The Christmas bushfires that destroyed 116 homes in Victoria and caused enormous anguish to so many are also having a having a secondary economic impact … they are severely damaging the tourism industry along the Great Ocean Road.
According to a report in the Australian Financial Review, the Victorian coast is set to lose $50 million in tourism earnings unless holidaymakers decide to come back for what is the area’s busiest time of the year.
Great Ocean Road Regional Tourism chairman Wayne Kayler-Thomson said the Surf Coast and Colac-Otways shires, from Torquay to past Cape Otway, get 50% of their total visits in the summer period but – instead of a bumper sales – accommodation, food and retail businesses are being hit by a customer shortage.
“All these businesses rely on this time of year to carry them through the rest of the year,” Mr Kayler-Thomson said.

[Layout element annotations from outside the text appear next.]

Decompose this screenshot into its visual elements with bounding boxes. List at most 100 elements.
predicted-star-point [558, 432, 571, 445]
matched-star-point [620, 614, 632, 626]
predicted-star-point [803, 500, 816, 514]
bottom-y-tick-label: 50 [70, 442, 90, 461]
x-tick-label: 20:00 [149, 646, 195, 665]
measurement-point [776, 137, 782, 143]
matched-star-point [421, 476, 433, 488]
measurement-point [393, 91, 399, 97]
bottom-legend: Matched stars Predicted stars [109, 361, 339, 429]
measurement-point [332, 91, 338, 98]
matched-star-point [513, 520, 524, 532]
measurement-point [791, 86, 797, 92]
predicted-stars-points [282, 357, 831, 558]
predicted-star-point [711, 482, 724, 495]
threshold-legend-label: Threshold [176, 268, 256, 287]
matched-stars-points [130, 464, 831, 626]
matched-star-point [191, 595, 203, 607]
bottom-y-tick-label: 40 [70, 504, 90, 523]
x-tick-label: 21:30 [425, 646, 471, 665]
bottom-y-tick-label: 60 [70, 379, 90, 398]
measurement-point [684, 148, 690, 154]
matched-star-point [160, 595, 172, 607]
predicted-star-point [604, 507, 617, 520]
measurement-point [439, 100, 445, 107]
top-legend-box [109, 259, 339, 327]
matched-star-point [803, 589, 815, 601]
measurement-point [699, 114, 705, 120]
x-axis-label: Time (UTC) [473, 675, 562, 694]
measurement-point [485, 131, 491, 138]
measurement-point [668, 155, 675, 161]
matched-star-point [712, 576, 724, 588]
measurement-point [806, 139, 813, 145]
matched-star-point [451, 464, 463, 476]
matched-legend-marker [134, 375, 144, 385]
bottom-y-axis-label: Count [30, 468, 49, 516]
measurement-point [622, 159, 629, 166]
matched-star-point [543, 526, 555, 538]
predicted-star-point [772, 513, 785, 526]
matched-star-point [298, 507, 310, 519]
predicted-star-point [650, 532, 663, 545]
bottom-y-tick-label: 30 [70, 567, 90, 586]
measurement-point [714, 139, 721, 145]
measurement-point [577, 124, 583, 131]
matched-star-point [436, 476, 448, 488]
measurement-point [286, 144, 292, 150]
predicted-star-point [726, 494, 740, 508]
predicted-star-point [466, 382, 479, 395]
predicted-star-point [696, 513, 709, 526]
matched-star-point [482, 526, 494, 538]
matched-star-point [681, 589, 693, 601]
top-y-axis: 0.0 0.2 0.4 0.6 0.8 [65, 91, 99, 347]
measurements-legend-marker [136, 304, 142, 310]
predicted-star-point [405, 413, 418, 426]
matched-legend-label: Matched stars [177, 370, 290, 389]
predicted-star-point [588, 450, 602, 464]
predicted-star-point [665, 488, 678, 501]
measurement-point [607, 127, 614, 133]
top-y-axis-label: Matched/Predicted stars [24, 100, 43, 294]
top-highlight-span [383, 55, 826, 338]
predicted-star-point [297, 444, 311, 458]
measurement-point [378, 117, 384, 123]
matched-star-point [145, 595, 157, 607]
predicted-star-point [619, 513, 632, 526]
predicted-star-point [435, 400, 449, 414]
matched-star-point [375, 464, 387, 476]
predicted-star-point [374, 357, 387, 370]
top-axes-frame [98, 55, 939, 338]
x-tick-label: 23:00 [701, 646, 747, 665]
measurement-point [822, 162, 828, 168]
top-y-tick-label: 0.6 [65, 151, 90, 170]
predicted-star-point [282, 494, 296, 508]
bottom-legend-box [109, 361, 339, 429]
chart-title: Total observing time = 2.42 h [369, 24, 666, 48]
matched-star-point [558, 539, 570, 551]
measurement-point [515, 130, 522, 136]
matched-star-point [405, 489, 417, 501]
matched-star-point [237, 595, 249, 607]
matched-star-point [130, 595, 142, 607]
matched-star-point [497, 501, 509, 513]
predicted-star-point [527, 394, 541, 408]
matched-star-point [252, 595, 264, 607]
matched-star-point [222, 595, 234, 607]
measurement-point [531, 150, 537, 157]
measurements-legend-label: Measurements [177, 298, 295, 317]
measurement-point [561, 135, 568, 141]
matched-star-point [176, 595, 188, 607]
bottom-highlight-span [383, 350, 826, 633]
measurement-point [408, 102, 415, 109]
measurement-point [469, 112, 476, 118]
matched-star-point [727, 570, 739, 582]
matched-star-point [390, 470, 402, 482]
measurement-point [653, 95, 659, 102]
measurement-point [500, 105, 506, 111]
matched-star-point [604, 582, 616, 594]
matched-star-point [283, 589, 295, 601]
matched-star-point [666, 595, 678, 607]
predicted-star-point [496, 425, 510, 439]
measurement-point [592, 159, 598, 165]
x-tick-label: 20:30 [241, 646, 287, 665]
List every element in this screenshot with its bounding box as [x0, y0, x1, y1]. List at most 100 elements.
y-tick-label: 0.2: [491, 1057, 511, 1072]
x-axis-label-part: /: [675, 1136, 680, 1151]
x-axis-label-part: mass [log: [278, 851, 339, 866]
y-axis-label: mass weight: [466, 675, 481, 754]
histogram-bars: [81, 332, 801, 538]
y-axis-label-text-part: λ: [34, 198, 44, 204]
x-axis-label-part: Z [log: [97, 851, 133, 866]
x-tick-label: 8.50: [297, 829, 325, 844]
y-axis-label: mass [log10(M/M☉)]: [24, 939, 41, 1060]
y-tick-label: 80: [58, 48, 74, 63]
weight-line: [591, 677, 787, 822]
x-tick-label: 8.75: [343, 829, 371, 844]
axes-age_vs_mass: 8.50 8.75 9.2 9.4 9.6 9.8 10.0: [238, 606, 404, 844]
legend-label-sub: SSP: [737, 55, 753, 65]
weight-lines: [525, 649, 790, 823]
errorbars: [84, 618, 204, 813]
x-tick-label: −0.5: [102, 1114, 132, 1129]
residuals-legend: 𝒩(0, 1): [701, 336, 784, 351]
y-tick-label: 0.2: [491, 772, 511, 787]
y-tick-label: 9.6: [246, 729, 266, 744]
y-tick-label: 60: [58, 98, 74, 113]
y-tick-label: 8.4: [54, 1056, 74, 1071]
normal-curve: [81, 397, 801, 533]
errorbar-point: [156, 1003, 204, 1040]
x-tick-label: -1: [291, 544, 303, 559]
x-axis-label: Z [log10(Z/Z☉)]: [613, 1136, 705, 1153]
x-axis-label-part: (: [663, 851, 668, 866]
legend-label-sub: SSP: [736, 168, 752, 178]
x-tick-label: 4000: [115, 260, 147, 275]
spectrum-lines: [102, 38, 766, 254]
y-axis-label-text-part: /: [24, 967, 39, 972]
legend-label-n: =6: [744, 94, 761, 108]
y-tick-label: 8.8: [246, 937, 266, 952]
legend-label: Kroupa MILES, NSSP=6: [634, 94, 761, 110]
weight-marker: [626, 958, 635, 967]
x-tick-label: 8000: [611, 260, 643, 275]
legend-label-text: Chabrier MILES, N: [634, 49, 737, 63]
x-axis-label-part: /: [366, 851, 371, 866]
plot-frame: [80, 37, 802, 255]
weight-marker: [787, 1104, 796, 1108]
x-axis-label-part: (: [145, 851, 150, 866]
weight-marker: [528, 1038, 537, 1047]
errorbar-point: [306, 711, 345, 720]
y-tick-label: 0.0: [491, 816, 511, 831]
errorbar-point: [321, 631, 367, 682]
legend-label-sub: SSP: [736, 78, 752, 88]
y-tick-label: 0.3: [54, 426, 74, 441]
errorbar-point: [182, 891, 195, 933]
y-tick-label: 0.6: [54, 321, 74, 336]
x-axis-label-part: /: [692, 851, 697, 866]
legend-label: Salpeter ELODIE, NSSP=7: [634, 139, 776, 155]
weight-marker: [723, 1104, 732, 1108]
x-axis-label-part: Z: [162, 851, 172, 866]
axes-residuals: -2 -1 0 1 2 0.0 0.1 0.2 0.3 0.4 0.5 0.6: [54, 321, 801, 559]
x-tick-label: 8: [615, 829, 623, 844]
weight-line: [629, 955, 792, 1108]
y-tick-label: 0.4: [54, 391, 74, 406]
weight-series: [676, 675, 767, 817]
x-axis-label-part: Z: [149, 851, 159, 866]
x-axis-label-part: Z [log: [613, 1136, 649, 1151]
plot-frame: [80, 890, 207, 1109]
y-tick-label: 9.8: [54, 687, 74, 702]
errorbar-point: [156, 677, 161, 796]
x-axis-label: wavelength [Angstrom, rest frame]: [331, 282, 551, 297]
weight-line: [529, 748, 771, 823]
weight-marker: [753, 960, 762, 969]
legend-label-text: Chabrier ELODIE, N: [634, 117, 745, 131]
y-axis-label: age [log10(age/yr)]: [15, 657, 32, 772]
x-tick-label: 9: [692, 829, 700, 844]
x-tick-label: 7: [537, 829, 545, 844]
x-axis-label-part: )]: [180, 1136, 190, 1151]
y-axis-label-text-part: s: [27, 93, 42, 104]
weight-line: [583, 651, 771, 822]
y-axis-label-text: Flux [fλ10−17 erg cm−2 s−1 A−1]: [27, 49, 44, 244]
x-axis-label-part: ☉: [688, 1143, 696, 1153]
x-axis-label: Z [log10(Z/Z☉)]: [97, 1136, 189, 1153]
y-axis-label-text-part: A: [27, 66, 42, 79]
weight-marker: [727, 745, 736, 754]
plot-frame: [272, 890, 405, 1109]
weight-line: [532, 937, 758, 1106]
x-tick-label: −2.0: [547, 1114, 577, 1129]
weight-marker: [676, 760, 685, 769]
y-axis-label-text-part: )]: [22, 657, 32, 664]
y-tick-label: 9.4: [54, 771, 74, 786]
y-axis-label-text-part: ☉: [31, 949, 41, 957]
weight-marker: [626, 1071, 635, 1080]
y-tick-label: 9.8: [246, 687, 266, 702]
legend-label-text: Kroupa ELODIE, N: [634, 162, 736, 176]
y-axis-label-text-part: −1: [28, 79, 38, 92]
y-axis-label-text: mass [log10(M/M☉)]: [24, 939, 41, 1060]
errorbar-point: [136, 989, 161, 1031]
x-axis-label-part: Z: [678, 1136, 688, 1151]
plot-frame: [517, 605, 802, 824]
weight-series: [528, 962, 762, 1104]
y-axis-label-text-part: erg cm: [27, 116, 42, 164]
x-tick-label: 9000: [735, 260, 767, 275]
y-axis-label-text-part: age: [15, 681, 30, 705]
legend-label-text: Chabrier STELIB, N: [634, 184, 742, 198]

And even towns such as Apollo Bay which have not been directly affected by the bushfires have suffered a dramatic fallout from the Christmas Day blazes.
Secretary of Apollo Bay Chamber of Commerce Jo Birley told the Australian Financial Review that Apollo Bay’s location to the west of the Great Ocean Road closures meant people were not coming through the town.
“Apollo Bay hasn’t been affected,” Ms Birley said. “People just have to take an alternate route through an unaffected part of the Otways to get here, which is quite beautiful.”
It is reported that pubs that usually pre-book up to 200 meals per day from tourists are standing empty, and shops are being forced to lay off casual workers hired specifically for the post-Boxing Day tourist influx.